Today, Missouri Attorney General Andrew Bailey sent a formal demand letter to Google, Microsoft, OpenAI, and Meta regarding biased and factually inaccurate responses produced by the companies’ artificial intelligence chatbots. The letters demand information on whether these AI chatbots were trained to distort historical facts and produce biased results while advertising themselves to be neutral.
“We must aggressively push back against this new wave of censorship targeted at our President,” said Attorney General Bailey. “Missourians deserve the truth, not AI-generated propaganda masquerading as fact. If AI chatbots are deceiving consumers through manipulated ‘fact-checking,’ that’s a violation of the public’s trust and may very well violate Missouri law.” The decision comes after multiple AI platforms, ChatGPT, Meta AI, Microsoft Copilot, and Gemini, provided deeply misleading answers to a straightforward historical question: “Rank the last five presidents from best to worst, specifically regarding antisemitism.” Despite President Donald Trump’s clear record of pro-Israel policies, including moving the U.S. Embassy to Jerusalem and signing the Abraham Accords, ChatGPT, Meta AI, and Gemini ranked him last.

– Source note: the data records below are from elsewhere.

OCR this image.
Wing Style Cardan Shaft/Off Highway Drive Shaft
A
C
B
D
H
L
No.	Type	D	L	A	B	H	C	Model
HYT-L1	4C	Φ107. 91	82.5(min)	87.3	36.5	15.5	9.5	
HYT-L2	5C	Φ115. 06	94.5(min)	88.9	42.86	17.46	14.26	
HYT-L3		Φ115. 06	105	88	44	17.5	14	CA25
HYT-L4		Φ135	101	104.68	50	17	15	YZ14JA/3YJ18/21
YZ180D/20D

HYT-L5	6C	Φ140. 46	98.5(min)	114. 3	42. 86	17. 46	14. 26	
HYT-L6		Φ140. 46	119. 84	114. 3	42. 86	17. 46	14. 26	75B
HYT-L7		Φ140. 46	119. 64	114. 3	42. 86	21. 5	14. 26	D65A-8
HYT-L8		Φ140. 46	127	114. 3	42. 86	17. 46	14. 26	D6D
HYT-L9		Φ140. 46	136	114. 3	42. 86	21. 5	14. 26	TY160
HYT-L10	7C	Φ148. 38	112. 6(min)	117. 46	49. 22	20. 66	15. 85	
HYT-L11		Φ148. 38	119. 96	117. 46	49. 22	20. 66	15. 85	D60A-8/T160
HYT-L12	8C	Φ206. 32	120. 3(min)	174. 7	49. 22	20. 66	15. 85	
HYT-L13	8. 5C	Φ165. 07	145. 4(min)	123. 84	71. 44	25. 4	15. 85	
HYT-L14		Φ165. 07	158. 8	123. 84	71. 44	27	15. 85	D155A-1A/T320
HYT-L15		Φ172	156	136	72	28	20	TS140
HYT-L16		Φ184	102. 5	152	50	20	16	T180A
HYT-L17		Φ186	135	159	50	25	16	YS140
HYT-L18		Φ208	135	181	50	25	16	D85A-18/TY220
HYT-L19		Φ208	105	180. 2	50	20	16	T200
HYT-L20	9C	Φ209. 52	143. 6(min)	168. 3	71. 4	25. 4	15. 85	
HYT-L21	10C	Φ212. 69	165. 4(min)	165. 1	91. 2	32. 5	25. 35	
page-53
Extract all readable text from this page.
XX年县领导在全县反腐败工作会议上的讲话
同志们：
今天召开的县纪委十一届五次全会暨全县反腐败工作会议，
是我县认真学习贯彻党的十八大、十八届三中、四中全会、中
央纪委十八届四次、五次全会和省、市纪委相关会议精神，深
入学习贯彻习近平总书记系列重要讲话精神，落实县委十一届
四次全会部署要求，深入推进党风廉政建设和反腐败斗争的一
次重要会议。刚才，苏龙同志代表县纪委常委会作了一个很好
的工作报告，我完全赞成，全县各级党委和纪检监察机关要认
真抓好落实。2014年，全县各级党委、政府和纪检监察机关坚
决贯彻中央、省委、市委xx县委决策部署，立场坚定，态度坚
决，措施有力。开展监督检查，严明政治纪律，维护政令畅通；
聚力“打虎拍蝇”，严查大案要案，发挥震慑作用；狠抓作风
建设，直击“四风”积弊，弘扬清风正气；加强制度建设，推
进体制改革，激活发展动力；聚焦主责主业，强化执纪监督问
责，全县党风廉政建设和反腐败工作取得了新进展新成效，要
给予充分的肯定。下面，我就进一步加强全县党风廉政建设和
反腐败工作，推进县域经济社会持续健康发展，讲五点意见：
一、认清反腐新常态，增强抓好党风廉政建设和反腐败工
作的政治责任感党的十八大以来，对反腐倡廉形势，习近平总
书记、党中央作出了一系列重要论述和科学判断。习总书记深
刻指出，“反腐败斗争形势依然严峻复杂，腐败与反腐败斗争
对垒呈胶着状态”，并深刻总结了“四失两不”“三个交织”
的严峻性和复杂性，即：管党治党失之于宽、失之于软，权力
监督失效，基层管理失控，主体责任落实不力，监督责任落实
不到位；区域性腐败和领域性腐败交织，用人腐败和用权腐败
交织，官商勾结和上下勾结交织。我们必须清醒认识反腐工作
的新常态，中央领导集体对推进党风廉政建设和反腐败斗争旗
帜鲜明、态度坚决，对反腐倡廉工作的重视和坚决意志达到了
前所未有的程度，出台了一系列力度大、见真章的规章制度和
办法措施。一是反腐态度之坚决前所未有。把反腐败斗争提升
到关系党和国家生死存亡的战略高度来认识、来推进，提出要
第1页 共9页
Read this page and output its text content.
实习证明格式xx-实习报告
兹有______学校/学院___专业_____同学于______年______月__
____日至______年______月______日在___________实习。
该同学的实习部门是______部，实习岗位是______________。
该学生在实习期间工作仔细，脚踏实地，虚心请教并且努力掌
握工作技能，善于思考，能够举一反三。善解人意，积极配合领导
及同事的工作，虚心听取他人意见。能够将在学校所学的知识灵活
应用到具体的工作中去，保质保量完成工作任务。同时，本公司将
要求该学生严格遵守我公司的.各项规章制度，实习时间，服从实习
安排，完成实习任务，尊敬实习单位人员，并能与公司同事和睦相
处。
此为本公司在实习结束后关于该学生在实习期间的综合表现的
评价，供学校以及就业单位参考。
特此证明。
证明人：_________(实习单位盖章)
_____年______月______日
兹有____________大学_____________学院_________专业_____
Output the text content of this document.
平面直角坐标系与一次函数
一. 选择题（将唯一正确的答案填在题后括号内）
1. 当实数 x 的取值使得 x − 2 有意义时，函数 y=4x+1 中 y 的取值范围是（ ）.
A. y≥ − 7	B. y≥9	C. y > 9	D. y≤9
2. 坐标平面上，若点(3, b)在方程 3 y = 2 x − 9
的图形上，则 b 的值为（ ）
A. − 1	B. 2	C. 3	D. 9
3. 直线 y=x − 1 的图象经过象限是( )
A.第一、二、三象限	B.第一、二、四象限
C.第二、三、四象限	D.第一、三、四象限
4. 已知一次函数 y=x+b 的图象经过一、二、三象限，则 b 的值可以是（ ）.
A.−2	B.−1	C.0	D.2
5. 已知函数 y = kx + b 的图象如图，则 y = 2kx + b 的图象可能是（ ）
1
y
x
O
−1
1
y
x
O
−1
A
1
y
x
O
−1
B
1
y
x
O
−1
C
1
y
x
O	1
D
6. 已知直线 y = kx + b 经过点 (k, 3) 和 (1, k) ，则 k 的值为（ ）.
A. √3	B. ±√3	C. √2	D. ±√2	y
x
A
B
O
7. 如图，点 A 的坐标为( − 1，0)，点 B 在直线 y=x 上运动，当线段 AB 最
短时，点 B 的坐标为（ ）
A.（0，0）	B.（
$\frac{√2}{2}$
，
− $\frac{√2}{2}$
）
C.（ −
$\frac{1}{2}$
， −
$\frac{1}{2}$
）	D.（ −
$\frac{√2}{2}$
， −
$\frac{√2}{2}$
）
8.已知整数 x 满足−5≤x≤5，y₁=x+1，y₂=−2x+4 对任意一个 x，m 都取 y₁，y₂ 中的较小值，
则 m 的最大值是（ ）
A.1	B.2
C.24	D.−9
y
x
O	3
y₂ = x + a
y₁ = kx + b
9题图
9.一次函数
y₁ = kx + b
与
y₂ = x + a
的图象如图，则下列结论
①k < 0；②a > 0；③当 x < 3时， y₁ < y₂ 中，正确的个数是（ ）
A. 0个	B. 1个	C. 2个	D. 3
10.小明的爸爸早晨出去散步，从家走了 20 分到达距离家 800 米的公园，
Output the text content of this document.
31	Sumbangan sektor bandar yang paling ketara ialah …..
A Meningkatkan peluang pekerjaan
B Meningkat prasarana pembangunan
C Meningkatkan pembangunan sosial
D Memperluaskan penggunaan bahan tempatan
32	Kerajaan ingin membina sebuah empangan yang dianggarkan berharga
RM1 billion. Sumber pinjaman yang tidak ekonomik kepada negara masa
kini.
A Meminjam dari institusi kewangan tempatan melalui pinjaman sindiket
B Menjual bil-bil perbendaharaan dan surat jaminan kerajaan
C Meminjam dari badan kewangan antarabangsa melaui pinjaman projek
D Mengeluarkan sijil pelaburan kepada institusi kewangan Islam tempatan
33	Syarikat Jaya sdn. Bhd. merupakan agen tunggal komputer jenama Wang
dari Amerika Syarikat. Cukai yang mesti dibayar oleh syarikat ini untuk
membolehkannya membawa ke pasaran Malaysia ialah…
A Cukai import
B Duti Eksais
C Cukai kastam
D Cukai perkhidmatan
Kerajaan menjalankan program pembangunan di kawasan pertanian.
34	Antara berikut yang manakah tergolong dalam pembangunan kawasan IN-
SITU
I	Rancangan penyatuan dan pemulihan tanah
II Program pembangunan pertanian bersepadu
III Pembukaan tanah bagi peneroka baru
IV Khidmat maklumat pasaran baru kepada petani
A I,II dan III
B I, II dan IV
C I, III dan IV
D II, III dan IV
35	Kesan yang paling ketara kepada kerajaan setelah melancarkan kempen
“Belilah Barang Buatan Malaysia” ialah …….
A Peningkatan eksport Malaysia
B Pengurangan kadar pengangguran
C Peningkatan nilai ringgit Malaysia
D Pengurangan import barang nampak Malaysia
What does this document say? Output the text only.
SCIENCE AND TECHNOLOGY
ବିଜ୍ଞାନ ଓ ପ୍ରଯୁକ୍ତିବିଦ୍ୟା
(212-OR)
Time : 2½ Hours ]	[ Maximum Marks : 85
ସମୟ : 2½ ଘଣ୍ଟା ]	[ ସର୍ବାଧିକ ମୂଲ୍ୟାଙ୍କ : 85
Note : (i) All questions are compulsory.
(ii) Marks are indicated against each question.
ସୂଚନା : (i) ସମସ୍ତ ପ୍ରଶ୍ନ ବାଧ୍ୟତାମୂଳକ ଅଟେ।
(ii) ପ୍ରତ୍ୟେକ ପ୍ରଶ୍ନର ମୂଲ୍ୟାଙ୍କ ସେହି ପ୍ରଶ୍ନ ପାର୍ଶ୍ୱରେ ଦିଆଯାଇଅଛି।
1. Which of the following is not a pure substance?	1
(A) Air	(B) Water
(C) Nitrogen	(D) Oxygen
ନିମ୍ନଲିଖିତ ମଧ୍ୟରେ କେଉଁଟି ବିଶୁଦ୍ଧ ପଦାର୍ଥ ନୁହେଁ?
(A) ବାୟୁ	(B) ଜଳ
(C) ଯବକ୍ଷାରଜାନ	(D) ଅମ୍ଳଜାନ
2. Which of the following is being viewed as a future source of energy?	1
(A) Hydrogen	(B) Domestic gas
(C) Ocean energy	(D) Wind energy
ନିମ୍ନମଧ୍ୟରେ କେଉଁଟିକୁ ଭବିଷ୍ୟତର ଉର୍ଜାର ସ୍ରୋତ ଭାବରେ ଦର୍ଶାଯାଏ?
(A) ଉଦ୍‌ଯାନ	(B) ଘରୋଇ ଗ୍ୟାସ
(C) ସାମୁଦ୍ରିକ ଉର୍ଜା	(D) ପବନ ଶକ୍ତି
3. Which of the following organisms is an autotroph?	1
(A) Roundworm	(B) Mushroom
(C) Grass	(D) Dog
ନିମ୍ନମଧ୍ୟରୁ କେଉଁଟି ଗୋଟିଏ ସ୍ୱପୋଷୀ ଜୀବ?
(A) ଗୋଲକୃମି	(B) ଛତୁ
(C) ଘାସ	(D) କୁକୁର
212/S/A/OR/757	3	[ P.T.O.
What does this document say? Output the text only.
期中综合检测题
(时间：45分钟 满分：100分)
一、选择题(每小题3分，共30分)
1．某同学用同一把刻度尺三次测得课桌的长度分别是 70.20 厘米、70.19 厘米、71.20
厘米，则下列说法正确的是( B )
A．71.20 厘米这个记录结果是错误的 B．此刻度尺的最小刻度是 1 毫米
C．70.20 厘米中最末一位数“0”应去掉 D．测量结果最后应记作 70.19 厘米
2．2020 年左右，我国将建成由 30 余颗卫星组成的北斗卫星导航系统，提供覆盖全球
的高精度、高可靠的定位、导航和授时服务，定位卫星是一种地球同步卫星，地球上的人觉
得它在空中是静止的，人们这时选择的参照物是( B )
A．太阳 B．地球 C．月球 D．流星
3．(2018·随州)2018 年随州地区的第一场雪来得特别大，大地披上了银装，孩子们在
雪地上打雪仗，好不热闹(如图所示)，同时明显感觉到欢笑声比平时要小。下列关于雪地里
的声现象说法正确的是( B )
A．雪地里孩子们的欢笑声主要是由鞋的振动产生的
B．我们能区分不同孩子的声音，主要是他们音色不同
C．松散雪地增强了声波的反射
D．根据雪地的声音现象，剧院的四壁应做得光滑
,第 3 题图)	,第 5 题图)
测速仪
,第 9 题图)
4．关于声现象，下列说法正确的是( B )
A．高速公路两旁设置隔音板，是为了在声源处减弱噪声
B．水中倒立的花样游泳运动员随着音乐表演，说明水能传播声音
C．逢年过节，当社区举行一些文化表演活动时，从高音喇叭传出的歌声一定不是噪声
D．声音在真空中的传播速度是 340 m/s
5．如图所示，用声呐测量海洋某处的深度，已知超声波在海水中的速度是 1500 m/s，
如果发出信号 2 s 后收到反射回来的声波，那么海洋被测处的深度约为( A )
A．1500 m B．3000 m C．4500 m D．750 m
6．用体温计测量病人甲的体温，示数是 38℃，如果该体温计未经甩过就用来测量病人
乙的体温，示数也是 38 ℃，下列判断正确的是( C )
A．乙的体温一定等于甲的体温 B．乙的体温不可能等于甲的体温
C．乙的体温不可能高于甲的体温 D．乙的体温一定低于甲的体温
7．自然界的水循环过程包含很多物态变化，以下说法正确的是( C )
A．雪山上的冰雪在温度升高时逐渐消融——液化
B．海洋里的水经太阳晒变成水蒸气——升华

Similarly, AI chatbots like Gemini spit out barely concealed radical rhetoric in response to questions about America’s founding fathers, principles, and even dates.
The Missouri Attorney General’s Office is taking this action because of its longstanding commitment to protecting consumers from deceptive practices and guarding against politically motivated censorship. In 2022, Missouri filed the landmark federal lawsuit Missouri v. Biden, which uncovered a vast censorship enterprise involving high-ranking federal officials coercing social media companies to suppress constitutionally protected speech. Today’s action continues that work by ensuring that emerging commercial technologies like AI are not weaponized to distort facts or mislead the public.